… 2025’te güzellikler çok olur inşallah!!!
Yeni bir yıla girdik. Bugün 2025’in ilk mesai günü.
365 gün, tarihi yazarken 2025 yazacağız.
31 Aralık 2024 akşamı, öteki akşamlardan hiç fark olmadan yeni yıla girenler arasında oldum.
***
Bu satırları yazarken, çok yaptığım bir şekilde gözlerimi kapayıp, zaman tünelinde yolculuk denemesi yaptım.
1950’lerin sonunu, çocukluğumla birlikte anımsarım. K. Kaymaklı’da ana kapısı çıkmaz sokağa açılan kerpiçten bir evimiz vardı.
1960’lı yılları çok daha iyi hatırlarım.
21 Aralık 1963 ve sonrasını, çok çok iyi kaydetmişim hafızama.
1963 – 1974 arasıyla ilgili abartalı nitelemelerde bulunmayı hiç sevmedim.
Abartının olduğu yerde gerçekten uzaklaşma olur.
Gerçekten uzaklaşıldığı zaman, doğruyu bulmak mümkün değil.
2 Aralık, doğum günümdür.
Kısa sayılacak bir süre önce, bir doğum günü yıl dönümü daha yaşadım.
Doğum günümde doğal olarak bir yaşam muhasebesi yaptım.
Bir yılı uğurlayıp, yeni bir yıla girerken, bir muhasebe dikişi daha attım.
***
1960’lı yıllardan başlayarak yılbaşlarını anımsarım.
K. Kaymaklı, Lefkoşa’nın dibindeydi ama köydü. Bugünle kıyaslandığı zaman Lefkoşa bile köydü o yıllarda.
1963 olayları sonrası orta büyüklükte bir açık hava hapishanesi gibiydi Lefkoşa’nın Türk kesimi.
Sosyal yaşam neredeyse sıfıra yakındı.
Kebapçı Anibal ile Gençlik Gücü kulübü arasındaki yol açık hava hapishanesinin volta yeri gibiydi.
Düşünebilir misiniz özellikle pazar öğleden sonra, Atatürk heykeli önündeki bayrak törenleri insanlar için bir eğlenceydi. Bando yerini alır, İstiklal Marşı ile bayrağın gönderden indirilmesinden önce marşlar, çeşitli popüler parçalar çalardı.
O ortamda yılbaşı akşamları için insanların gideceği en lüks yerler Saray Otel ve Çağlayan’dı.
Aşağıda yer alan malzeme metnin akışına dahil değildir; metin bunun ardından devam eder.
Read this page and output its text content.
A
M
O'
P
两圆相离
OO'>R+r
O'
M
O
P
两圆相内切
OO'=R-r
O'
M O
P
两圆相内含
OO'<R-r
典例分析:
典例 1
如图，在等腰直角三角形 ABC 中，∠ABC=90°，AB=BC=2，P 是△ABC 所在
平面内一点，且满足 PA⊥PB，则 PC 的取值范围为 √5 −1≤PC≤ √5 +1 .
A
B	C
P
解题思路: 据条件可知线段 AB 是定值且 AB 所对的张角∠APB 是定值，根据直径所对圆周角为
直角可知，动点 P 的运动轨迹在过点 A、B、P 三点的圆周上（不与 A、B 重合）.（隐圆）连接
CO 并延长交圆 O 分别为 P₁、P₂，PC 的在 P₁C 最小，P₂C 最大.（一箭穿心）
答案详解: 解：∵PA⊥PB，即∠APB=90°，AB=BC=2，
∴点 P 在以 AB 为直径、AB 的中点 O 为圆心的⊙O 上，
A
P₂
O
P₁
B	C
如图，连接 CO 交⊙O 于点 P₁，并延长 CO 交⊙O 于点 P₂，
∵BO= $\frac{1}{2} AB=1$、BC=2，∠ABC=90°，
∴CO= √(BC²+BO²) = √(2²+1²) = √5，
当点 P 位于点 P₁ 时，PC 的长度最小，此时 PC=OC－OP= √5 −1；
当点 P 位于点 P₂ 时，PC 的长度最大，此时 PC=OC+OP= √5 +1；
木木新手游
En zor koşullarda bile yılbaşı akşamlarının yeri vardı insanların yaşamında.
1974’e kadar yılbaşı akşamları yenilen yemekler ve eskilerin anılarını anlatmasıyla yaşanırdı.
Değişen zamanla yılbaşı kutlama kültürü de değişti.
***
Önceki akşam saatlerinde Köşklüçiftlik’te Osman Paşa ve Mehmet Akif caddelerinden şöyle bir geçtim. Belediye, Avrupa’daki şehirleri anımsatan ışıklı süslemeler yapmış..
Gençler, bayramda bile giymedikleri en şık giysileriyle havalarını atıyorlardı sanki…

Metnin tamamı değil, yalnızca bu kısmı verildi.